Overview

This tutorial demonstrates federated learning with mllabiome by splitting the IBD dataset (Franzosa et al., 2019) across three simulated client sites and training a global XGBoost model without any site sharing its raw data.

Prerequisites

The IBD data at example/IBD/data/ (the same files used in the single-modality tutorial).
The app extras installed:


uv pip install -e ".[app]"

Federated learning in mllabiome

In a standard experiment, all data is available in one place. Federated learning handles the case where data is distributed across multiple sites that cannot share raw samples. Instead of moving data, each site trains a local model and sends only the model parameters to a central coordinator. The coordinator aggregates the updates (FedAvg) and distributes the new global model back to the sites. After several rounds, the global model benefits from all sites without any site ever exposing its data.

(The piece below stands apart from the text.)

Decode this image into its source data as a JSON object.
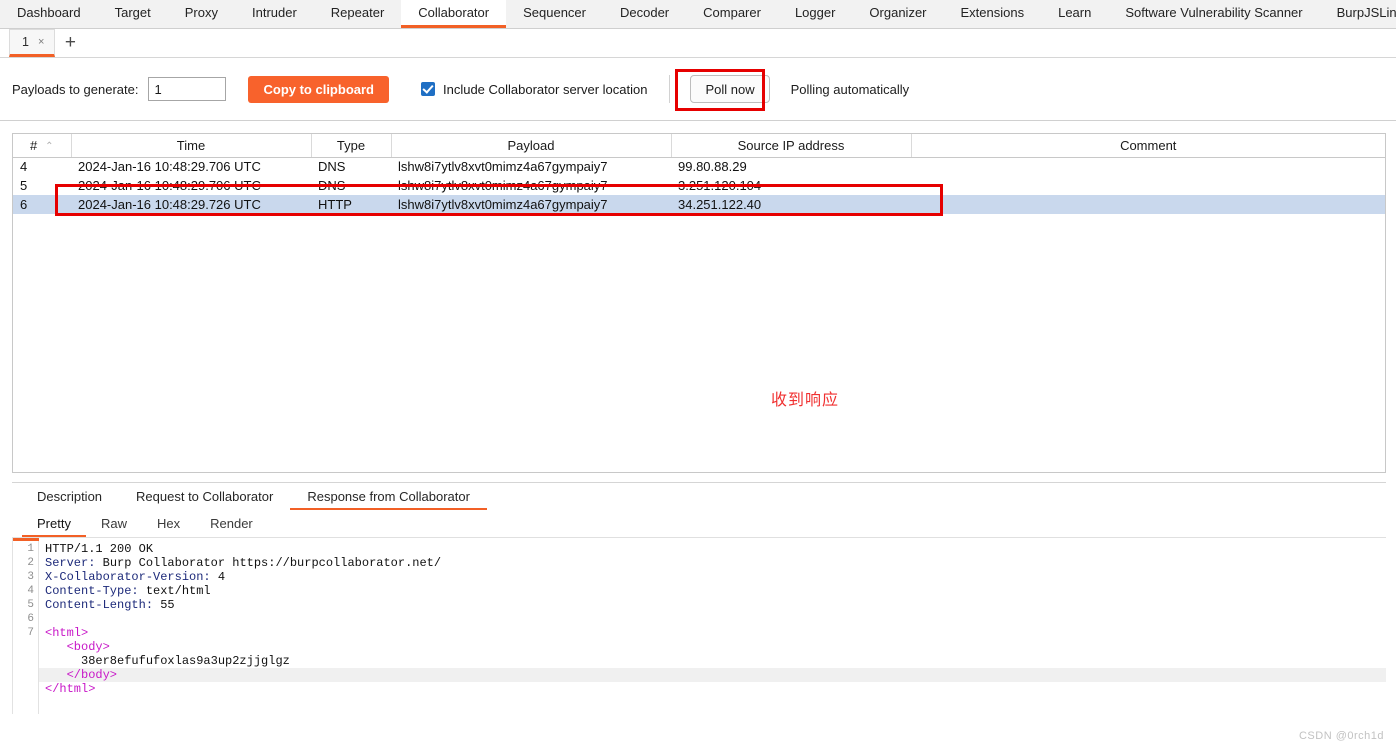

mllabiome uses the Flower framework for this communication. The coordinator runs a Flower server, and each client site runs a Flower client that loads its local data, trains locally, and reports parameters.

Simulated setup

The Franzosa IBD cohort contains 220 samples (88 CD, 76 UC, 56 Control). The data-splitting script partitions these into three client sites with stratified random assignment:

Client	Samples	Purpose
`client_1`	~73	Site 1
`client_2`	~73	Site 2
`client_3`	~74	Site 3

Each client receives its own profile.tsv and metadata.tsv files. The class distribution is approximately preserved at each site.

Workflow

Split the data into per-client directories.
Start the backend (coordinator + Flower server).
Register clients through the web interface or API.
Create a training session from the server admin dashboard.
Submit consent from each client.
Run Flower clients locally, each pointing at its own data split.
Monitor training through the analytics dashboard.

Tutorial structure

Page	Content
Splitting data across clients	Create per-client data partitions from the IBD dataset.
Running the session	Register clients, create a session, run training, and view results.

Scripts

Data splitting: example/IBD/split_ibd_federated.py
Flower client runner: example/IBD/run_flower_client.py